Font: Financial Modeling Prep  • Jun 03, 2026

Replimune Group (NASDAQ: REPL) Stock Surges on FDA Resubmission for Melanoma Drug RP1

• Replimune Group (NASDAQ: REPL)'s oncolytic immunotherapy, RP1, for advanced melanoma, received a significant boost with FDA agreement for Biologics License Application (BLA) resubmission.
• The company's stock price surged by 85.7% following the FDA announcement, indicating strong investor confidence despite current unprofitability.
• Analysts forecast a Q2 2026 earnings per share (EPS) of -$0.73 and revenues of $5.57 million, reflecting its research and development-heavy development stage.

Replimune Group (NASDAQ: REPL) is a leading biotechnology company that develops oncolytic immunotherapies, which are innovative treatments using modified viruses to fight cancer. Its primary drug candidate, RP1, is specifically being developed to treat advanced melanoma. This promising treatment is used in combination with Opdivo, a drug from established pharmaceutical company Bristol Myers Squibb (NYSE: BMY).

Replimune Group is scheduled to release its quarterly earnings report on June 4, 2026. For the upcoming quarter, Wall Street analysts are forecasting a loss, with an earnings per share (EPS) of -$0.73. The company's estimated revenues for the period are approximately $5.57 million, reflecting its current development stage and significant investment in research and development.

The negative EPS forecast is consistent with Replimune Group's recent financial results. The company currently has a negative Price-to-Earnings (P/E) ratio of -2.92, indicating it has not been profitable over the last twelve months. A negative P/E ratio is common for biotechnology companies that are still investing heavily in research and development and have not yet brought a product to market.

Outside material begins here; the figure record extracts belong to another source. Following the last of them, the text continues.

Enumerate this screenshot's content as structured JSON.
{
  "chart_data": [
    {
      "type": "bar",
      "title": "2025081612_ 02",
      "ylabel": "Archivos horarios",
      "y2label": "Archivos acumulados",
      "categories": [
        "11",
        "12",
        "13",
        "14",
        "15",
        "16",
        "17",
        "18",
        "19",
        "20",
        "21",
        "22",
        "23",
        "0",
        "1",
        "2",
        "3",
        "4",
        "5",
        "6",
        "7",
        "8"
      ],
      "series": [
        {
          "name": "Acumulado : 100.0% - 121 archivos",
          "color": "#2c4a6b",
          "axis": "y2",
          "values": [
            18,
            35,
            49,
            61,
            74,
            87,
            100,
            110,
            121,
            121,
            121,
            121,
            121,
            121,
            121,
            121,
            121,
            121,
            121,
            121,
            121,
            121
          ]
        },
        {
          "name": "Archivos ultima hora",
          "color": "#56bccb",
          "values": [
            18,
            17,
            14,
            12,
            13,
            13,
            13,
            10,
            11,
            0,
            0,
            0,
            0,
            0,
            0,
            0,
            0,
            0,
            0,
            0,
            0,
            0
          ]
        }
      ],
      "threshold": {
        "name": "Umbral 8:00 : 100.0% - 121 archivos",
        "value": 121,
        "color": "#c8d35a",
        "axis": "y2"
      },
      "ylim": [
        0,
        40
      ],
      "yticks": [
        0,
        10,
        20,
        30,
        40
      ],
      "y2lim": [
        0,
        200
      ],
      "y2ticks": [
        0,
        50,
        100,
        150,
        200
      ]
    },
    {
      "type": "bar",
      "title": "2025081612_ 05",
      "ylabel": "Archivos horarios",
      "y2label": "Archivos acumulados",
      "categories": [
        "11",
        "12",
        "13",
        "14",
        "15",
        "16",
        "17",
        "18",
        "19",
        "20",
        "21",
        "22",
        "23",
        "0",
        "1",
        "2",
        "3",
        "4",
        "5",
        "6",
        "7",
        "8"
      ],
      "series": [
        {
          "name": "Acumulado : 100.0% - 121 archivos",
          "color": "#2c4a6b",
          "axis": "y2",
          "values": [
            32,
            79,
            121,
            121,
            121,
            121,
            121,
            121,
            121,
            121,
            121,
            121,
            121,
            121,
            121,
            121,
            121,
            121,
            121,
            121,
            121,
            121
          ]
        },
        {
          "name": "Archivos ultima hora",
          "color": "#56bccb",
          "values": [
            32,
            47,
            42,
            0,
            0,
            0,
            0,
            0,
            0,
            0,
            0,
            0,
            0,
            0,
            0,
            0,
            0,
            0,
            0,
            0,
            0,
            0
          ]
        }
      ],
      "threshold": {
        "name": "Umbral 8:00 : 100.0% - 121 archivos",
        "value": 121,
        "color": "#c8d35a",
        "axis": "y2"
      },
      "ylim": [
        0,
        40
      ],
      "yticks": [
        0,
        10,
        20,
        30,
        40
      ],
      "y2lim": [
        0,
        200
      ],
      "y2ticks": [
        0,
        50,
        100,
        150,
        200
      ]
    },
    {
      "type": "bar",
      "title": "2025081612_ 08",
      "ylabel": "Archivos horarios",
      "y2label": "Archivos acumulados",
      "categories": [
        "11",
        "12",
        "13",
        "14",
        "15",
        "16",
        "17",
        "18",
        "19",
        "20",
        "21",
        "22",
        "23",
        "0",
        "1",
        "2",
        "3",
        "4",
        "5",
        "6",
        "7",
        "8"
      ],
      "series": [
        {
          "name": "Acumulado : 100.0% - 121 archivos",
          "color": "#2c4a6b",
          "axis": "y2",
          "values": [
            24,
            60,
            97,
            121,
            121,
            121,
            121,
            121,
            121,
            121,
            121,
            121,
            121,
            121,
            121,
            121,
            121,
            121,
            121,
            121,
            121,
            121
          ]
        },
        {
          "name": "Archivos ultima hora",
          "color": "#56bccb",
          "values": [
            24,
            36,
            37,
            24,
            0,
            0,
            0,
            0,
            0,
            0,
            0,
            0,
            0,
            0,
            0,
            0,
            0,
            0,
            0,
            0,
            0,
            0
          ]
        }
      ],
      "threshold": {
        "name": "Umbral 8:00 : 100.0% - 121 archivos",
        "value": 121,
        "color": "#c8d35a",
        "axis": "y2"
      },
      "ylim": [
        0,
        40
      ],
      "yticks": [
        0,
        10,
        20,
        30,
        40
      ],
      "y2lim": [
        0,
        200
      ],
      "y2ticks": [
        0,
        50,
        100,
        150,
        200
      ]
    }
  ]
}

Recently, Replimune Group's stock price increased by 85.7% after a major regulatory announcement. The company reached an agreement with the U.S. Food and Drug Administration (FDA) to resubmit its Biologics License Application (BLA) for RP1. This application is a formal request to allow a pharmaceutical product to be introduced into the market, marking a critical step towards drug approval.

The FDA will prioritize its review of the melanoma drug, recognizing the significant need for new melanoma treatments. This development gives the drug candidate a third chance at regulatory approval after White House officials intervened, as highlighted by the Wall Street Journal. The BLA resubmission is based on positive results from the pivotal IGNYTE clinical study, reinforcing the potential efficacy of RP1.